Made up of nine essays by local writers, the book grapples with various ways in which particular films and their creators from the late ’60s onwards have engaged in what the book labels “post-New Wave experimentations”. The introduction by editors Cornell Cash and Corey P. Gribb, academics now based abroad, sets the scene, proposing that these films generally “turn away from the innocence or lightness of discovery prevalent in the films of the New Wave” and, both formally and thematically, grapple with “a crisis in the relation between personal life and collective meaning”.

The following eight chapters scrutinise specific films in this context, more or less. Their interest is primarily in analysis, in how the films work as forms of expression, rather than in any evaluation of their worth, although philosopher Scott Robinson’s scathing account of JR and Agnes Varda’s Visages Villages (2017) makes explicit his contempt for the film and for its betrayal of Varda’s earlier work.

The names of a couple of the contributors will be familiar to regular readers of this masthead. Jake Wilson shows himself to be as comfortable in this more scholarly context as he is in his regular reviewing stint with his excellent study of Jacques Rivette’s Le pont du Nord (1981), illuminating the ways that its preoccupation with the inevitability of change flows through its imagery as well as its plot. And former Age film critic and arts writer Philippa Hawker brings her customary eloquence to an insightful study of Les Idoles (1968), a rarity made by Marc’o (born Marc-Gilbert Guillaumin), tracing its transformation from a radical performance work into a film and neatly contextualising it in relation to a wide range of better-known works.

Francois Truffaut directing a scene during filming of Le Peau Douce (Soft Skin) in 1964

Melbourne University English Department academic Miranda Stanyon perceptively draws on her special area of interest in her examination of Rivette’s L’amour fou (1969), which deals with rehearsals for Andromaque, Jean Racine’s 17th-century play born of Greek mythology. Her excavation of the parallels between the characters in the play and in the film points to the modernist undercurrent which is everywhere implicit in the book (but, curiously, never mentioned).

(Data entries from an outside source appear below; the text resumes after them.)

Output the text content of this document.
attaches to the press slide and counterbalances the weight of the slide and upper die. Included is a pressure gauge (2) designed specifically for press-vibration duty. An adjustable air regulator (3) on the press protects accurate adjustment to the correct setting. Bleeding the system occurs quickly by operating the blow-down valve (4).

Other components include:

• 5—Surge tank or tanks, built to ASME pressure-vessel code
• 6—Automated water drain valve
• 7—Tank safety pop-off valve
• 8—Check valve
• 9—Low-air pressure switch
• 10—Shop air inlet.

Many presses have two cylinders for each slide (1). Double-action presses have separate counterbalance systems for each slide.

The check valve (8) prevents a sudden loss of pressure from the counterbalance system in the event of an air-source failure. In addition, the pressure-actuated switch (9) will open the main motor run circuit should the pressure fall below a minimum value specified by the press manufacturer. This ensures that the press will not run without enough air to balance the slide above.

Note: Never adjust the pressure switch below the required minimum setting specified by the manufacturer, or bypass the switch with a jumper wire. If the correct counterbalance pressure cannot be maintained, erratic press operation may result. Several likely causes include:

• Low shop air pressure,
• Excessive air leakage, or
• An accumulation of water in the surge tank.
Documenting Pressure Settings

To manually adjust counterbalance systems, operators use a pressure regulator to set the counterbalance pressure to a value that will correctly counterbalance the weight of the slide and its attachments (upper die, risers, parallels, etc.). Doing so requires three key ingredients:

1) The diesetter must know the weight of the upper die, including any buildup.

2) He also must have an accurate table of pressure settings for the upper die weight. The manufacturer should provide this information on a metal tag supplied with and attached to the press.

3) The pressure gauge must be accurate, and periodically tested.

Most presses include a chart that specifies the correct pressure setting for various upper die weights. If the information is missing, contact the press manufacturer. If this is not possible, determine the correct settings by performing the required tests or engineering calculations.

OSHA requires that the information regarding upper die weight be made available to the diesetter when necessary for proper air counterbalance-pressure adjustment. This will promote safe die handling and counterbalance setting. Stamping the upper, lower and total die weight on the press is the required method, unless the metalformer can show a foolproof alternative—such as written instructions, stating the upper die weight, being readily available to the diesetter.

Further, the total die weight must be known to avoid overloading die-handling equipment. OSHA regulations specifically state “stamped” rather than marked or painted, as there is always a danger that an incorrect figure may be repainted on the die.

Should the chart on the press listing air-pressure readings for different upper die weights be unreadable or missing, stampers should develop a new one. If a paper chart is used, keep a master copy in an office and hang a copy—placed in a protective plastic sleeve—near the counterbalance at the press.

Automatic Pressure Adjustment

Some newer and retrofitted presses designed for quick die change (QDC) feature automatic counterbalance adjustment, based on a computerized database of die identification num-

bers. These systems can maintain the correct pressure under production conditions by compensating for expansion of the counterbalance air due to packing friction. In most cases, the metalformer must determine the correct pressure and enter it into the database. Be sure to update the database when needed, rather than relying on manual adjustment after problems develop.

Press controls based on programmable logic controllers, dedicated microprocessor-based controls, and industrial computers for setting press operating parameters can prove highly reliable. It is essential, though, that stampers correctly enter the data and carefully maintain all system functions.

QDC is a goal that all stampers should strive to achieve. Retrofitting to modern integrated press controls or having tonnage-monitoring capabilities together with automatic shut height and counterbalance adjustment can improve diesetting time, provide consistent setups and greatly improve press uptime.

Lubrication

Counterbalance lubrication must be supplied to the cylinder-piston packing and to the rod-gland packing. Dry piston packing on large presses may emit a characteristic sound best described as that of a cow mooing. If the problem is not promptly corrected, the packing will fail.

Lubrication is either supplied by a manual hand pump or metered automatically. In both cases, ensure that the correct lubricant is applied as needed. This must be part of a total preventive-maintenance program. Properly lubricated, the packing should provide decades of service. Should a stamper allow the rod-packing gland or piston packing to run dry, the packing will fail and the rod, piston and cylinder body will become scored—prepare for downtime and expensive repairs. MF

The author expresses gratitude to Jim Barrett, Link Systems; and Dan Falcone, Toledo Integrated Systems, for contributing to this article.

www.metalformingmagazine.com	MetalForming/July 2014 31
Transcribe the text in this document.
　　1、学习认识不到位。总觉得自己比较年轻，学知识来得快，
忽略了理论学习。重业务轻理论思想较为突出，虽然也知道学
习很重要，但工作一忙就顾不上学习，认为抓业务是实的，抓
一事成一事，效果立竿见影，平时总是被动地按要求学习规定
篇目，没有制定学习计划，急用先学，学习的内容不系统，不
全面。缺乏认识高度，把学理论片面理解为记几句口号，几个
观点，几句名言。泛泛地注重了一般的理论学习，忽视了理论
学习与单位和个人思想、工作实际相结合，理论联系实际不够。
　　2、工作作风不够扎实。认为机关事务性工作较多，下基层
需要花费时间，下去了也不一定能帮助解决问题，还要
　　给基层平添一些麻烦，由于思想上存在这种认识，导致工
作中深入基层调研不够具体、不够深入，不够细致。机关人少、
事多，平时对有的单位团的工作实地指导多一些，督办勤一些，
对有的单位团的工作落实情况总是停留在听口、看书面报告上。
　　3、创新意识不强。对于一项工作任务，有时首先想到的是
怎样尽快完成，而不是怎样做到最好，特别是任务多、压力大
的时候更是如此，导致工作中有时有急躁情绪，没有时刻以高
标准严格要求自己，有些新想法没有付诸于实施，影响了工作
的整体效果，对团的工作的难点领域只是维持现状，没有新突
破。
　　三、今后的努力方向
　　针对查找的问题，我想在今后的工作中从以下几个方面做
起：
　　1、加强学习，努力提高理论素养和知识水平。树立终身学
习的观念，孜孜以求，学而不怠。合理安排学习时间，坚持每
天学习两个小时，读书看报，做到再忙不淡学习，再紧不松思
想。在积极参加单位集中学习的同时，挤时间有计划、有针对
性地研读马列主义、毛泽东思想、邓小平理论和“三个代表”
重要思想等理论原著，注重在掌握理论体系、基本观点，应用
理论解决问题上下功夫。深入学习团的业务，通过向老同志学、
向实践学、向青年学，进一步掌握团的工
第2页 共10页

Editors Cash and Cribb offer instructive readings of, respectively, uncompromising writer-director Maurice Pialat’s searing À Nos Amours (1983) and Patrick Deval’s Acéphale (1968), the most experimental of all the works discussed in the collection and a film that “in its search for new modes of existence, embraces all those unwanted and violent parts of ourselves that we have neglected to recognise as human”.

And Jack Keenan’s probing of Truffaut’s L’enfant sauvage (1970), based on the actual case of a doctor’s attempt to introduce a “feral child” to civilisation, eschews any straightforward reading of the film. Drawing on details of Truffaut’s own life and career, Keenan astutely excavates a complicated and self-questioning autobiography from the film, even if he unnecessarily decorates his commentary with some Lacanian psychoanalysing.

Filmmaker Agnes Varda directing a scene from her film Cleo from 5 to 7.Roger Viollet via Getty Images

Only Michelle Yuang’s bloggy account of her encounter with Chantal Akerman’s groundbreaking Jeanne Dielman, 23, quai du Commerce, 1080 Bruxelles (1975) sits uncomfortably in the book. “The most memorable cinematic experiences are those that inspire new emotions within me,” she writes. Which is fair enough, I suppose (whatever these “new emotions” might be), but her job as a commentator is surely to ask how they do this.

More interested in her own response to the film than in what makes it tick (even if she doesn’t totally ignore this), her contribution seems at odds with the project outlined in the opening.

Taken as a whole, though, Far from the Masters is thoughtful and informed, likely to leave readers well-equipped to appreciate one of the less-travelled roads in world cinema.